Algérie: coup de projecteur sur les moudjahidate
Par N.TPublié le
Nadja Makhlouf est une jeune photographe et réalisatrice franco-algérienne qui a été bercée “depuis qu’elle est toute petite” par des allers-retours entre la France (où elle a grandi) et l’Algérie (où ses parents sont nés). Elle dit avoir toujours été “sensible aux problématiques liées à la femme”, notamment à celles d’Algérie.
Rencontre à l’occasion de son exposition photographique « De l’invisible au visible : moudjahida*, femme combattante », à l’Institut de recherche et d’études Méditerranée – Moyen-Orient (iReMMO).
Elle y présente une quinzaine de diptyques selon le procédé suivant : à gauche/avant « pendant la guerre » (image d’archive appartenant au sujet) et à droite/maintenant un portrait actuel (réalisé par la photographe). Chaque portrait est accompagné d’un court récit décrivant le parcours de ces femmes traversant et traversées par l’histoire, où la grande histoire et l’histoire personnelle se croisent.
Qu’est-ce qui a motivé ce projet autour des moudjahidate (combattantes) algériennes ?
C’est lors du cinquantenaire [de l’indépendance de l’Algérie en 2012, ndlr] que je me suis rendue compte qu’on ne parlait pas assez des femmes combattantes pendant la guerre de libération. En tous les cas en France. On en parle en Algérie mais beaucoup moins en France.
Et moi ce qui m’intéressait c’était de retrouver des personnages et des personnes qui n’étaient pas forcément visibles dans les médias en Algérie et d’autant plus en France. Je voulais les prendre en photo et je voulais aussi absolument exploiter leurs archives personnelles. Parce qu’elles ont une masse d’archives qui est assez extraordinaire et qui n’est pas forcément exploitée par les musées ou dans les expositions.
Quand avez-vous commencé ce projet ?
Je l’ai commencé il y a un an et demi. C’est assez récent mais ça a été un travail très dur et très long. Beaucoup plus que je ne le pensais. Pour certaines ça a été assez compliqué de les retrouver, pour d’autres beaucoup moins. Ce qui a été le plus compliqué c’était, non pas de les mettre en confiance, mais c’est qu’elles n’étaient pas toujours disponibles. Du fait du cinquantenaire. Et aussi la plupart avaient des problèmes de santé. Ou encore elles n’avaient plus envie d’en parler.

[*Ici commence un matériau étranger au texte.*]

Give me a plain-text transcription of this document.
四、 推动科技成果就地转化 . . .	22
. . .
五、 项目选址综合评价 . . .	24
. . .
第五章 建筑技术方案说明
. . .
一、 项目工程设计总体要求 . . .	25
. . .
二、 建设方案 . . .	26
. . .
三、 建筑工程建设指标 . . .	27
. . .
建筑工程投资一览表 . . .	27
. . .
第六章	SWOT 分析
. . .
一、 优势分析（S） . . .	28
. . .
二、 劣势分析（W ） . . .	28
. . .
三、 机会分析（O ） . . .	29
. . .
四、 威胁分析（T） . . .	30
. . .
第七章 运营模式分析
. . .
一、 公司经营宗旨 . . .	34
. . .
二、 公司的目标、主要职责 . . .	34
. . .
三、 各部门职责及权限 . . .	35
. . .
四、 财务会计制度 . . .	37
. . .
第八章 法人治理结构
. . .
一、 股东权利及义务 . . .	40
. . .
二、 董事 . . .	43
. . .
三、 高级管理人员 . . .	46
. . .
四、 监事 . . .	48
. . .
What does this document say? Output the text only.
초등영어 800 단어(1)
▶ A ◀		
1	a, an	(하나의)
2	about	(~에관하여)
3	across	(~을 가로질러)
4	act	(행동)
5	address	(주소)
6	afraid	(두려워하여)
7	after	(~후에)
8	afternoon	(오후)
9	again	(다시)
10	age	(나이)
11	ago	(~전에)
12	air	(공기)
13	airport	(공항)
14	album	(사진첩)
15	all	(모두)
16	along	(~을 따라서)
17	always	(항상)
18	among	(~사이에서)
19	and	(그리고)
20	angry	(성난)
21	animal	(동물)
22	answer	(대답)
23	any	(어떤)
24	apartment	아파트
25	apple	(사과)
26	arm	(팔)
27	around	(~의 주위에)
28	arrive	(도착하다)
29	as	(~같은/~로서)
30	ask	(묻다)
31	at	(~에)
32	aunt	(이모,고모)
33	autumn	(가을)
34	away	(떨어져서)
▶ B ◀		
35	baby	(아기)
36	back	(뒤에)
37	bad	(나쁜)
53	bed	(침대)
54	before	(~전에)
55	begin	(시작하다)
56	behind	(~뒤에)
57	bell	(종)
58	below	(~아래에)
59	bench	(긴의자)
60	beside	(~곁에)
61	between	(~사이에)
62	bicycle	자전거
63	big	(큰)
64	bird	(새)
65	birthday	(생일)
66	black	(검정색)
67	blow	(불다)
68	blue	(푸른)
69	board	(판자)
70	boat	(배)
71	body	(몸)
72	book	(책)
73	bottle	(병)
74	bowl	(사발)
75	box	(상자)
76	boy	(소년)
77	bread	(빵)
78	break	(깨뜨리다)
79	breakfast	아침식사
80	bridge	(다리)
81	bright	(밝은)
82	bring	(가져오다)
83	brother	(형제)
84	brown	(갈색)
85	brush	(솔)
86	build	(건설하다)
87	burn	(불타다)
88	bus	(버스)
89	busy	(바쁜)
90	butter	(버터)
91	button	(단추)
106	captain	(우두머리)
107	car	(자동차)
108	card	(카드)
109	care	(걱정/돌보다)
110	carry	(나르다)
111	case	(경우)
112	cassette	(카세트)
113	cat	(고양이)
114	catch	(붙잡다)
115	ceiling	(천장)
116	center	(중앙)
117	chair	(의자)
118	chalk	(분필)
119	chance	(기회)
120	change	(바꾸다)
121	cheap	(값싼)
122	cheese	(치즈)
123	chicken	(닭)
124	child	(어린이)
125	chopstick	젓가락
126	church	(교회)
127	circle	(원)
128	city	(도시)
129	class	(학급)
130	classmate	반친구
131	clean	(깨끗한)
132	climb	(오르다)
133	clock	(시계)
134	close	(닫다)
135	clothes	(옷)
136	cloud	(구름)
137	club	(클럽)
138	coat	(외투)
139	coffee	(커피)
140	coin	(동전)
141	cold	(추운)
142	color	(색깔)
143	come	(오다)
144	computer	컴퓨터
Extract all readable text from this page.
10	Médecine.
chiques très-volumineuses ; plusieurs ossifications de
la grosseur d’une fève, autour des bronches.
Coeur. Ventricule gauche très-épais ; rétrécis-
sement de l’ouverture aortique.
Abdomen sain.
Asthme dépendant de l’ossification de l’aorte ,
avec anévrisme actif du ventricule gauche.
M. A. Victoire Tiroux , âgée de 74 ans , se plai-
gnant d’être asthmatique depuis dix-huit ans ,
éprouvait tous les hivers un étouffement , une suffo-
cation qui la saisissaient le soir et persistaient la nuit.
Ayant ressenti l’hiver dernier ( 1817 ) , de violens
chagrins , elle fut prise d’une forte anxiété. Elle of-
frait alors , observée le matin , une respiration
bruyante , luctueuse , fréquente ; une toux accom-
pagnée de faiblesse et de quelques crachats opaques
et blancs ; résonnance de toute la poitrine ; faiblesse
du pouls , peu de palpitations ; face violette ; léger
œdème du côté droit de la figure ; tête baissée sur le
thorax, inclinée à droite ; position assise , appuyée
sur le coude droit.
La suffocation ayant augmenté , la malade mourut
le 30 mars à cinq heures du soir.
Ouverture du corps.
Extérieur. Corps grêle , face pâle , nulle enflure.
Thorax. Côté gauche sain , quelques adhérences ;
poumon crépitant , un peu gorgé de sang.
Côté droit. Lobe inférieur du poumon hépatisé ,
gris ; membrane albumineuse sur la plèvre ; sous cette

Est-ce que ça a été difficile de les identifier ?
Pas tant que ça. Non, non. On m’a aidé, déjà par le biais du cercle familial, et le cercle amical. Nombreux sont ceux qui ont une grand-mère qui est encore vivante et qui a participé à la guerre de libération.
Quelle a été la réception des photos de moudjahidate en France et en Algérie ? La question de la résistance algérienne est bien évidemment perçue et vécue différemment selon les points de vue.
Il n’y a pas eu encore vraiment d’impact en France, vu que c’est la première exposition que je fais ici. En Algérie, beaucoup plus, parce qu’ils y sont déjà sensibilisés. Ce sont des choses auxquelles ils sont quotidiennement confrontés et d’autant plus lors du cinquantenaire. Et les femmes que j’ai rencontrées, au-delà de la fierté, elles étaient très heureuses que je fasse ce déplacement-là. Et maintenant j’habite à Alger. Donc du coup elles sont accueillantes, elles sont bienveillantes. Elles sont très contentes que je vienne jusqu’à elles. Elles sont très touchées. Certaines ne sont pas du tout médiatisées contrairement à d’autres. Et c’était aussi une de mes directives.
Plus de personnes maintenant sauront qu’il y a eu aussi des femmes qui ont combattu pendant la guerre d’Algérie. Au-delà du fait que ce soit en Algérie, je pense qu’on ne parle pas forcément beaucoup des femmes qui ont combattu et résisté pendant les guerres et pour moi c’est très important d’en parler.
De l’invisible au visible : moudjahida, femme combattante
Du 8 juillet au 8 septembre 2013, à l’Institut de recherche et d’études Méditerrannée – Moyen-Orient (iReMMO)
5/7 rue Basse des Carmes, Paris 5e
*De moudjahida féminin de moudjahid en arabe qui signifie résistant ou combattant.